We had the good fortune of connecting with Derryl Williams and we’ve shared our conversation below.

Hi Derryl, what’s one piece of conventional advice that you disagree with?
I hate the word compromise. I remember when I was getting married 16 years ago and everybody wanted to talk to me about how compromise would help make my relationship last longer. I had a real problem with that word. I have always felt that being forced to compromise was forcing yourself not to be happy. I had a conversation with my wife and told her that I refused to compromise and let her know that I didn’t want her to compromise either. Instead, we decided that our keyword would be acceptance. I would accept her for who she is and she would accept me for who I am and we would accept unconditionally. We agreed that if we couldn’t accept each other, then maybe we didn’t need to be together because it would mean we could not be ourselves and be happy together. Sixteen years later, I have to say that honestly I have made some compromises, but they were not forced compromises. I am also sure that she has made some decisions on her own to compromise as well, but just like mine, they were not forced compromises.

In my business, I deal with a lot of creative people who don’t fit in well with traditional 9 to 5 jobs. That is why I use the same concept of not asking them to compromise and instead, accepting them for who they are.

I personally think companies lose some valuable and talented people trying to make them conform to their idea of a perfect employee. I have personally watched large corporations create a corporate culture and only hire people that they feel fit that culture. My success has come from creating more of a family environment. I believe that as long as you are performing, there are a lot of things that I can overlook. Everybody working for me is taught to accept each other for who they are. This acceptance helps us to celebrate each others strong suits instead of focusing on things that we may not like. Now with that being said, some things can’t be overlooked. Employees cant create unsafe or unpleasant work environments or I would be forced to terminate them. However, just because they are socially awkward doesn’t mean that they are not a benefit to the company.

Obviously, this means that I am working with a band of misfits, but we are misfits who know how to get the job done. On the flip side, I am definitely not the easiest boss to work with. My methods sometimes take a little getting used to so I figure, if they can accept me for my style of management then I can accept them for who they are as well.

Just like in my marriage, eventually, compromise may occur, but it’s never something that feels as if they are being restrained or placed in a box. Compromise becomes something that just happens because everyone is happier when acceptance is part of your foundation instead of just compromise.

Alright, so for those in our community who might not be familiar with your business, can you tell us more?
WHEG LLC is an entertainment consulting company that specializes in marketing inside the entertainment industry. We are a one-stop shop for anything entertainment. We manage both athletes and entertainers and as certified contract negotiators, we assist our clients to make money from the court/field and endorsements as well. We have managed and consulted some of the biggest nightclubs in the DFW Metroplex. Our marketing applications have been featured in books and we have created multiple syndicated radio programs. We are now moving into television where we have in-house writers, producers, and marketers to assist in ensuring that our projects feel like they are being produced by major studios. Our level of professionalism over the last two decades has made us one of the foundational pieces of entertainment in one of the largest entertainment markets in the country.

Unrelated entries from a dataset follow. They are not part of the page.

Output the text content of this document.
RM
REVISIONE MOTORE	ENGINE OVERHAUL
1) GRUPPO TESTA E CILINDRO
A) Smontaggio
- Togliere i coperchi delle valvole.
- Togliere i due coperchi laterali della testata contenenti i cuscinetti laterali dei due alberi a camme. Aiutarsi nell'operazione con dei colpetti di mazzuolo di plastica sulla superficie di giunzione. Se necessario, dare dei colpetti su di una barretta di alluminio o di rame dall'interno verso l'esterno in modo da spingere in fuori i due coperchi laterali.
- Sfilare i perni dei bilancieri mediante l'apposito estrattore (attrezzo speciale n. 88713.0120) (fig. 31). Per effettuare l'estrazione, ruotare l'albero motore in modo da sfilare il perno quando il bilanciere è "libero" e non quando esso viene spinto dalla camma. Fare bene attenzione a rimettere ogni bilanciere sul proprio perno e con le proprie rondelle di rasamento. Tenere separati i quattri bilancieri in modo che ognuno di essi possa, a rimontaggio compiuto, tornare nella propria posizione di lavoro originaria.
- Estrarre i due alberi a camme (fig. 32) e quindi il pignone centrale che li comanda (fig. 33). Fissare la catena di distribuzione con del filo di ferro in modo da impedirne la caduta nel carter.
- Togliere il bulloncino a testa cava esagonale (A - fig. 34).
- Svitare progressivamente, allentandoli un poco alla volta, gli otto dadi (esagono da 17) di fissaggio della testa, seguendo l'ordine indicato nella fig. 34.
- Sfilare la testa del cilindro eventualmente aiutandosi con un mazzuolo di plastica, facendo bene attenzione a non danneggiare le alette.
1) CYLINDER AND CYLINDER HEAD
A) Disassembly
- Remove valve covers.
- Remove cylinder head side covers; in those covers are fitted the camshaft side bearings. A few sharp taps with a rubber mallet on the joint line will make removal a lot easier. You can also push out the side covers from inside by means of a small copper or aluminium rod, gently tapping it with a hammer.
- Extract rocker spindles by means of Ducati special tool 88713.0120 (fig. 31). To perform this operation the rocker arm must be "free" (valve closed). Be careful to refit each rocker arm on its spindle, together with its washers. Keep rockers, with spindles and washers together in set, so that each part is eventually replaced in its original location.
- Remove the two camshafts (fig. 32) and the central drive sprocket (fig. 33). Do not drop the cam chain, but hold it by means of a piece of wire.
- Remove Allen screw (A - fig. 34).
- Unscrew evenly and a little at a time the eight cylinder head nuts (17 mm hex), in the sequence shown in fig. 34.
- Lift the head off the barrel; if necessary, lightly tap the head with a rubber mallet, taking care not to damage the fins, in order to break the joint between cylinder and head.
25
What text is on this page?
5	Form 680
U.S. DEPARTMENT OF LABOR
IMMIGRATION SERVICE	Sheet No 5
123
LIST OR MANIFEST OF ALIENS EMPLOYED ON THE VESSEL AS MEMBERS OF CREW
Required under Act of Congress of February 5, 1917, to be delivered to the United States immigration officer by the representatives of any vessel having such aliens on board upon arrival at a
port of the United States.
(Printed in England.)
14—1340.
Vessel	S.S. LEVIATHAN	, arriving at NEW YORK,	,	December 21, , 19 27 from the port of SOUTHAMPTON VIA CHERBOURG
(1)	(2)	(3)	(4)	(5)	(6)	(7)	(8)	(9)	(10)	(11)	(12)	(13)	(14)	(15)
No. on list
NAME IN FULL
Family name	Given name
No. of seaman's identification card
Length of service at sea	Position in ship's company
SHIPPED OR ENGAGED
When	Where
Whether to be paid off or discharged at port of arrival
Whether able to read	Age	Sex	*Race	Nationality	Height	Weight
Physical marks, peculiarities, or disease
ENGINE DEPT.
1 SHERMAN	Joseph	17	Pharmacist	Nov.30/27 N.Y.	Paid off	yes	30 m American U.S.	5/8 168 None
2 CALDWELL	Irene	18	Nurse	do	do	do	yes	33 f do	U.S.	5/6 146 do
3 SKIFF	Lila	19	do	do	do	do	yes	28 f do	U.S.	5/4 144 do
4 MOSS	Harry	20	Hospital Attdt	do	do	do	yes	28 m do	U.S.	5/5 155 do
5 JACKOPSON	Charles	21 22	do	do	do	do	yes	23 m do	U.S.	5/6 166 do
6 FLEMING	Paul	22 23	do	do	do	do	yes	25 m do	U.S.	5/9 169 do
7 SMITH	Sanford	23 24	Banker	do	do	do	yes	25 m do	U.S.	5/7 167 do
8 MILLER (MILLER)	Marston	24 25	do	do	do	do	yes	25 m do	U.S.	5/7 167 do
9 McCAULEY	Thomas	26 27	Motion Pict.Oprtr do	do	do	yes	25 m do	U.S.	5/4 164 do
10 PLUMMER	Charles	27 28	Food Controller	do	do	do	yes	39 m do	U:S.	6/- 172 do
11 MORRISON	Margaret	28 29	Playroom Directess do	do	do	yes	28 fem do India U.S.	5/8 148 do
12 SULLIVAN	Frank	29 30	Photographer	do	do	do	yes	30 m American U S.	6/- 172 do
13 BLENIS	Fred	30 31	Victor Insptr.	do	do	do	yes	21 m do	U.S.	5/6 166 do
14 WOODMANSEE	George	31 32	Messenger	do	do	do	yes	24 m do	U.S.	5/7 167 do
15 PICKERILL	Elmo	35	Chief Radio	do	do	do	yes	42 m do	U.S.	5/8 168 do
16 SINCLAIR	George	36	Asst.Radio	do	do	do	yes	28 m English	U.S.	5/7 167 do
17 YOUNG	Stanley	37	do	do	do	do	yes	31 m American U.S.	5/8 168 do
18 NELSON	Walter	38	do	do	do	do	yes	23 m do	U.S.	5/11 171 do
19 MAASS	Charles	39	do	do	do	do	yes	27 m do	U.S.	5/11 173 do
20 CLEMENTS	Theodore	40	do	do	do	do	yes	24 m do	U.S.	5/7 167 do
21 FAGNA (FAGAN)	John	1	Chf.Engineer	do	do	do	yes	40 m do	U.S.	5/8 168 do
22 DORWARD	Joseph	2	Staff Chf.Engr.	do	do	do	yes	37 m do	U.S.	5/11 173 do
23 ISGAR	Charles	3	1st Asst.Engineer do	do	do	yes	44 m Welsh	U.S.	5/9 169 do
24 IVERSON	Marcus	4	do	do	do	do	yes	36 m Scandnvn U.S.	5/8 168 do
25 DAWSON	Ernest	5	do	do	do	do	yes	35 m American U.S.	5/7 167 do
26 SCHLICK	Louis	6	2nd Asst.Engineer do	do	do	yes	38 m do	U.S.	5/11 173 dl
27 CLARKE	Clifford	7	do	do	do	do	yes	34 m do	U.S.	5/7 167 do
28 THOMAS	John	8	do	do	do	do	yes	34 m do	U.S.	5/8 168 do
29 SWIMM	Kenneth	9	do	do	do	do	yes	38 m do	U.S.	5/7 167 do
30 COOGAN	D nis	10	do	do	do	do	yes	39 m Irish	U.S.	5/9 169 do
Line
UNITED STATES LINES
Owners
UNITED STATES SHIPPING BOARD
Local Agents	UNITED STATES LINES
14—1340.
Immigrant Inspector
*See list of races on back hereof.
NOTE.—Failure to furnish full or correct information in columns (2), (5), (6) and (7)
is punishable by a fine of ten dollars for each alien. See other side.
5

Any places to eat or things to do that you can share with our readers? If they have a friend visiting town, what are some spots they could take them to?
Wow lets see one of my favorite places to eat is Breakfast Brothers which has the most delicious food in the city. They do more than just breakfast but I love the breakfast. For lunch I would go to Uno Mas which is some of the greatest places to get tacos in Dallas. For dinner I would go to Texas De Brazil which is my favorite dinner spot in the city.

If I was looking for a good spot for drinks I would go to Gipsy Lime in Irving. If there is a good comedian in town at either Addison or Arlington Improv I would go there because I love a night of laughs. If we wanted to go somewhere for a fun interactive night out I would go to Game Show Battle Room in Farmers Branch.

The Shoutout series is all about recognizing that our success and where we are in life is at least somewhat thanks to the efforts, support, mentorship, love and encouragement of others. So is there someone that you want to dedicate your shoutout to?
I have always stated that I have often been one loving mom and dad from being homeless. My mom and dad Regina and Terence Burrell have been there for me both financially and emotionally. Additionally, My wife, LaSanya Williams has supported my entrepreneurial endeavors win, lose or draw. I owe her everything for just putting up with highs and lows.

I also owe Dario Ferdows and CJ Provencio for teaching me and being willing to put up with me as I learned from them both.

Lastly but definitely not least my mentor and “personal banker” (inside joke) Richard. I wont give his last name because I’m sure he doesn’t want everyone to know he loans me money everytime I get in a bind.